Now they love it. It means that the permanent staff of Federal agencies, particularly the EPA but now also the FERC have even more authority than they used to, and usually Democrats and liberals generally are very good at bureaucratic warfare.
Conservatives originally liked it, but now they hate it with a passion that burns with a white-hot flame. On principal they think that this power leads to an overreaching, even dictatorial administrative state.
Also, their friends in the fossil fuel trade always have a problem with the EPA of some kind, so the first term of any Democratic Administration will always be hard for them.
Anyway, “Chevron” is on course to be overturned by the Supremes by June of this year. There will be much election year moaning by the liberals and jubilation by the conservatives, and a huge boost to election year fundraising for both groups.
OK, I hear you say, but so what’s in this for the power trade, particularly now when there are so many real worries?
The short version is that the end of “Chevron” will be hard on the renewables sector and a win (or reprieve) for fossil generally and coal (in particular).
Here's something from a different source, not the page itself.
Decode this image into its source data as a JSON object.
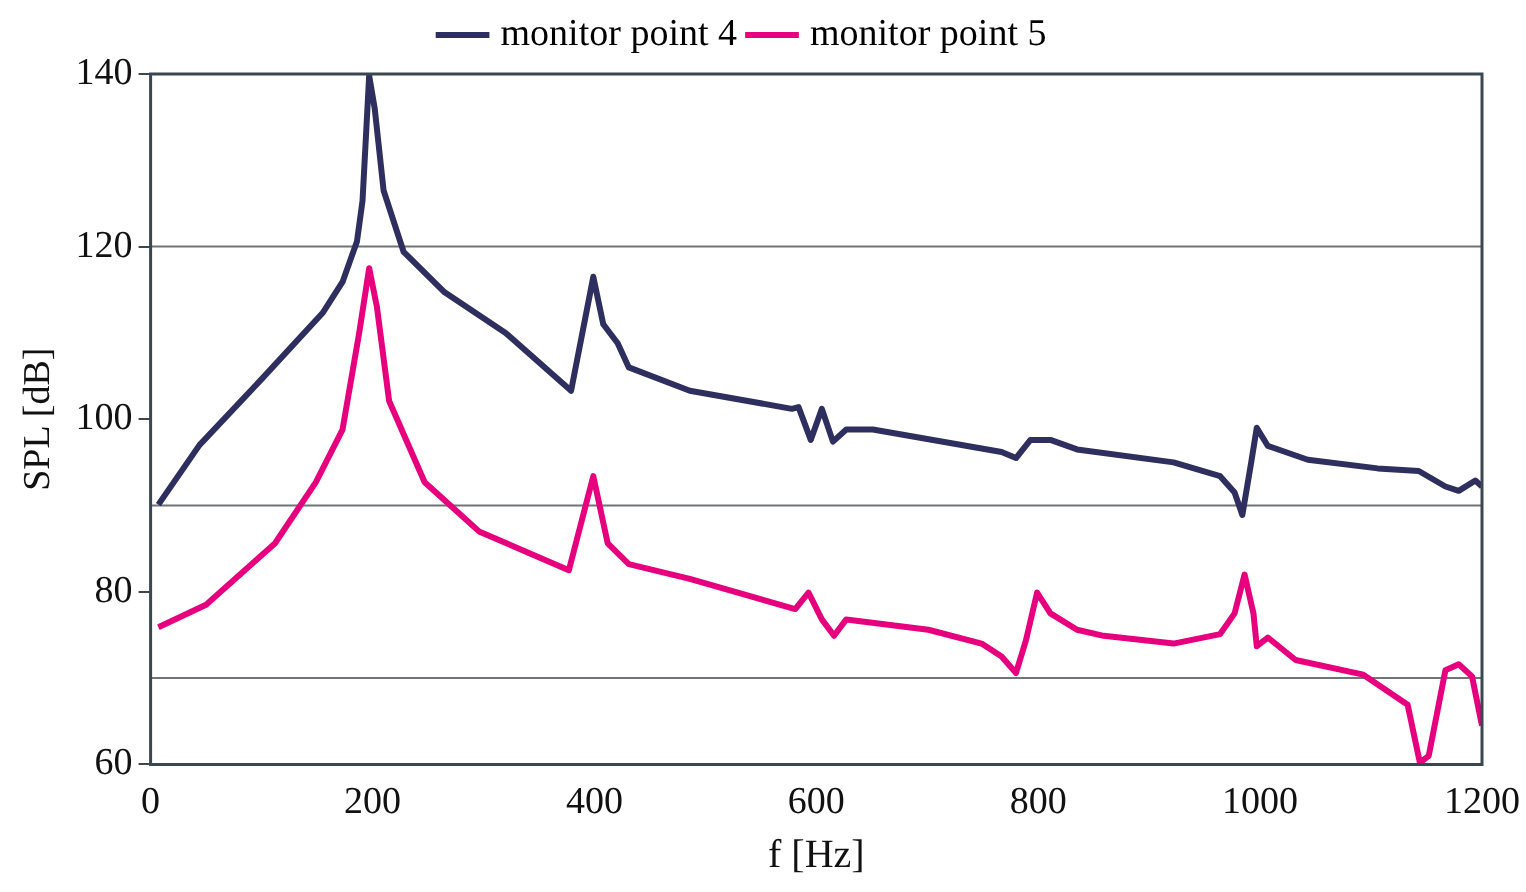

The most immediate effect will be in the MISO, which, according to NERC MAY 2024 Summer Reliability Assessment, is actually the highest risk part of the North American grid. I know, you would have thought California, but no. Not yet.
The ah, technical issue is that MISO has a lot of nameplate wind and solar power, but not enough of the dispatchable variety. Getting the copper, cobalt, nickel and so on for the required transmission and storage would take a staggering amount of mine opening. Maybe later.
And that’s the power grid political weather. News at 11:00.
Dear Mr. Jacobs, thank you for noting the error on Oddschecker. We have updated the article.
A very interesting topic which raises a lot of issues.
Here is a question for which no insight is likely on Oddsmaker.
For the sake of argument, let's say we have a brutally hot summer.
How will the grid fare? What do your 'Eyes & Ears' tell you about grid ruggedness?
Is there sufficient redundancy in the system?
We seemed to navigate the recent Category 5 Geomagnetic storm without incident, so maybe its better than I thought.